A Look at Circumcision
Oded Lotan is a young Jewish guy living in Tel Aviv with his German partner. He wonders why it is so important, in the 21st century, to adhere to the ritual of the “brit”, the Jewish ceremony at which male babies at eight days old are ritually circumcised. His partner is not circumcised and he cannot seem to understand why this rite is so important. In this documentary we hear personal feelings about the practice, the fear of exclusion and the need to belong. It is presented to us a kind of fairy tale that brings modernity and tradition together. The film has animated sequences that are about Lotan’s own brit and also reflect on the complex role his sexuality and time spent away from home in Germany has played in shaping his Israeli identity.
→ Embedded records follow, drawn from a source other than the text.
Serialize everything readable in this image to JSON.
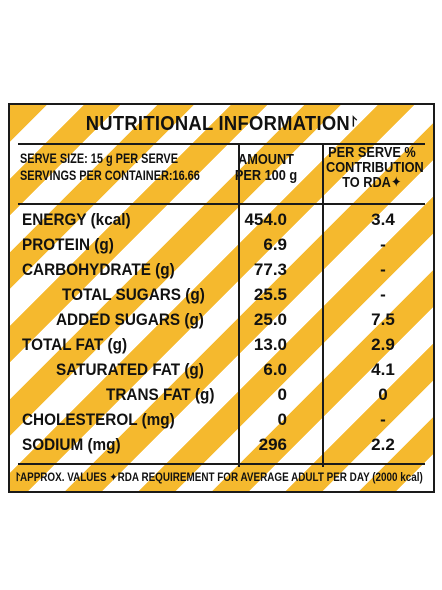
{
  "title": "NUTRITIONAL INFORMATION",
  "title_mark": "⨡",
  "serve": {
    "size": "SERVE SIZE: 15 g PER SERVE",
    "servings": "SERVINGS PER CONTAINER:16.66"
  },
  "columns": {
    "amount_line1": "AMOUNT",
    "amount_line2": "PER 100 g",
    "rda_line1": "PER SERVE %",
    "rda_line2": "CONTRIBUTION",
    "rda_line3": "TO RDA✦"
  },
  "rows": [
    {
      "label": "ENERGY (kcal)",
      "amount": "454.0",
      "rda": "3.4"
    },
    {
      "label": "PROTEIN (g)",
      "amount": "6.9",
      "rda": "-"
    },
    {
      "label": "CARBOHYDRATE (g)",
      "amount": "77.3",
      "rda": "-"
    },
    {
      "label": "TOTAL SUGARS (g)",
      "amount": "25.5",
      "rda": "-"
    },
    {
      "label": "ADDED SUGARS (g)",
      "amount": "25.0",
      "rda": "7.5"
    },
    {
      "label": "TOTAL FAT (g)",
      "amount": "13.0",
      "rda": "2.9"
    },
    {
      "label": "SATURATED FAT (g)",
      "amount": "6.0",
      "rda": "4.1"
    },
    {
      "label": "TRANS FAT (g)",
      "amount": "0",
      "rda": "0"
    },
    {
      "label": "CHOLESTEROL (mg)",
      "amount": "0",
      "rda": "-"
    },
    {
      "label": "SODIUM (mg)",
      "amount": "296",
      "rda": "2.2"
    }
  ],
  "footnote": "⨡APPROX. VALUES ✦RDA REQUIREMENT FOR AVERAGE ADULT PER DAY (2000 kcal)",
  "colors": {
    "stripe": "#f5b92e",
    "ink": "#1a1a1a"
  }
}
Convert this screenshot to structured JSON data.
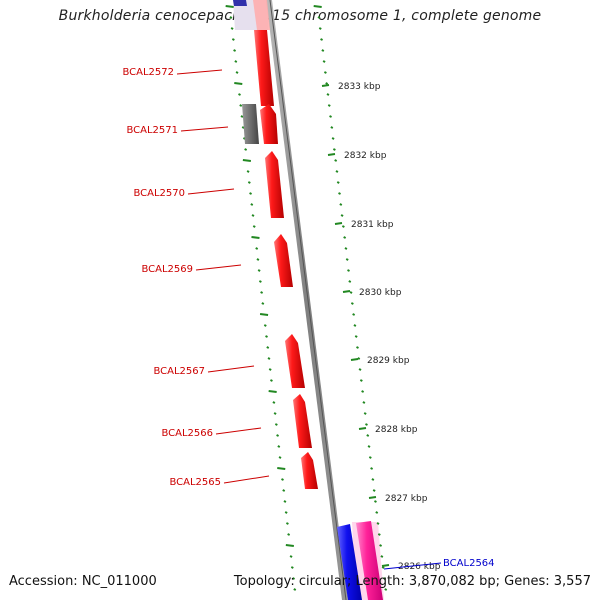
{
  "title": "Burkholderia cenocepacia J2315 chromosome 1, complete genome",
  "footer": {
    "accession": "Accession: NC_011000",
    "topology": "Topology: circular; Length: 3,870,082 bp; Genes: 3,557"
  },
  "colors": {
    "forward_gene": "#ee1111",
    "reverse_gene": "#1111ee",
    "pseudo_gene": "#666666",
    "rna_gene": "#ff22aa",
    "backbone": "#888888",
    "tick": "#228822",
    "gene_label": "#cc0000",
    "gene_label_alt": "#0000cc"
  },
  "scale": {
    "ticks": [
      "2833 kbp",
      "2832 kbp",
      "2831 kbp",
      "2830 kbp",
      "2829 kbp",
      "2828 kbp",
      "2827 kbp",
      "2826 kbp"
    ]
  },
  "genes": [
    {
      "label": "BCAL2572",
      "strand": "forward",
      "type": "cds"
    },
    {
      "label": "BCAL2571",
      "strand": "forward",
      "type": "cds"
    },
    {
      "label": "BCAL2570",
      "strand": "forward",
      "type": "cds"
    },
    {
      "label": "BCAL2569",
      "strand": "forward",
      "type": "cds"
    },
    {
      "label": "BCAL2567",
      "strand": "forward",
      "type": "cds"
    },
    {
      "label": "BCAL2566",
      "strand": "forward",
      "type": "cds"
    },
    {
      "label": "BCAL2565",
      "strand": "forward",
      "type": "cds"
    },
    {
      "label": "BCAL2564",
      "strand": "reverse",
      "type": "cds"
    }
  ]
}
The documentary runs about an hour and it looks at the origins and persistent custom of circumcision working on the assumption that the viewer knows that the practice of circumcision was ordered by God. Lotan complains about why he was circumcised and tries to find and understand the reasons behind it. He ignores the fact that it is just what is done and no one in his society questions it. An interesting fact that the film tells us is that about 20% of the global male population is circumcised: Jews, Muslims, many Americans, and interestingly, many South Koreans circumcise their males.
I believe that one of the reasons that Lotan is fascinated by circumcision is because he is a secular Jew and never goes to services at a synagogue. I understand that his parents are also secular yet they have followed the commandment to circumcise their son.
As Lotan tries to remember what his own “cutting” was like he tells us that he does not remember the initial pain and that it has returned at different periods in his life. As he goes on the quest to find out more about circumcision he shares some interesting information—“In the U.S., 6 or 7 out of every 10 males are circumcised.” There are “650 million circumcised men in the world, one fifth of the entire male population.””Circumcision is indisputably the most common surgical procedure in the world.”
We meet Galit, a young female lawyer at a meeting of “Parents of Intact Children” and she tells us that, “Cutting a perfectly healthy organ, [an operation] that is medically unnecessary and irreversible, constitutes assault.” Then we meet a mohel (a specialist who performs Jewish ritual circumcisions) who argues otherwise. We also see Muslims celebrating their own circumcision rituals with festive dancing at a huge ball. As for Christian circumcision, it appears to back to the Apostle Paul, who wanted pagans to convert to Christianity.
In Bud Berkeley’s book “Foreskin” we learn that a man can lose 20% of his sensitivity in the penis because of the operation while there are those who claim that uncircumcised men are more likely to contract AIDS. For whatever reason, Lotan does not report on these two facts.
Lotan starts by sharing his personal experience, which is very much about living abroad and being different and this is the reason that he decided to go on this journey of learning about his and others’ penises. His investigations take two directions— historical and demographic research which leads him to being aware that the custom is rather widely practiced in different parts of the globe because of religious or medical reasons, the other direction deals with the investigations he makes in Israel, questioning family, rabbis and mohels, people who oppose the tradition and chose not to follow it for their sons in a society where the ‘brit’ is norm, and people who approach it in an almost mystical manner. We really do not learn anything new here but it doesn’t matter because the film is interesting and well made. There is some good low-key humor here and an interesting twist at the end. After spending almost an hour questioning circumcision, Lotan goes along with the tradition of the Jewish people. He has approached his subject with style and produced a good spirited film.
I just want a note about a certain Russian-born porn director and porn film studio owner who is constantly patting himself on he back for being a good Jew and a true friend of Israel. He is not circumcised and the reason is obvious—there is something about uncircumcised men who make porn films and he does see why removing a bit of skin is important especially because he makes more money as an uncircumcised man. There is some kind of aura about uncircumcised men that people enjoy seeing on screen. Cutting his penis would mean cutting his income and so he remains uncut yet always mentions what a good Jew he is. If circumcision is the first Jewish rite one goes through, I can only surmise that this person is Jewish only because it is to his financial advantage to be so.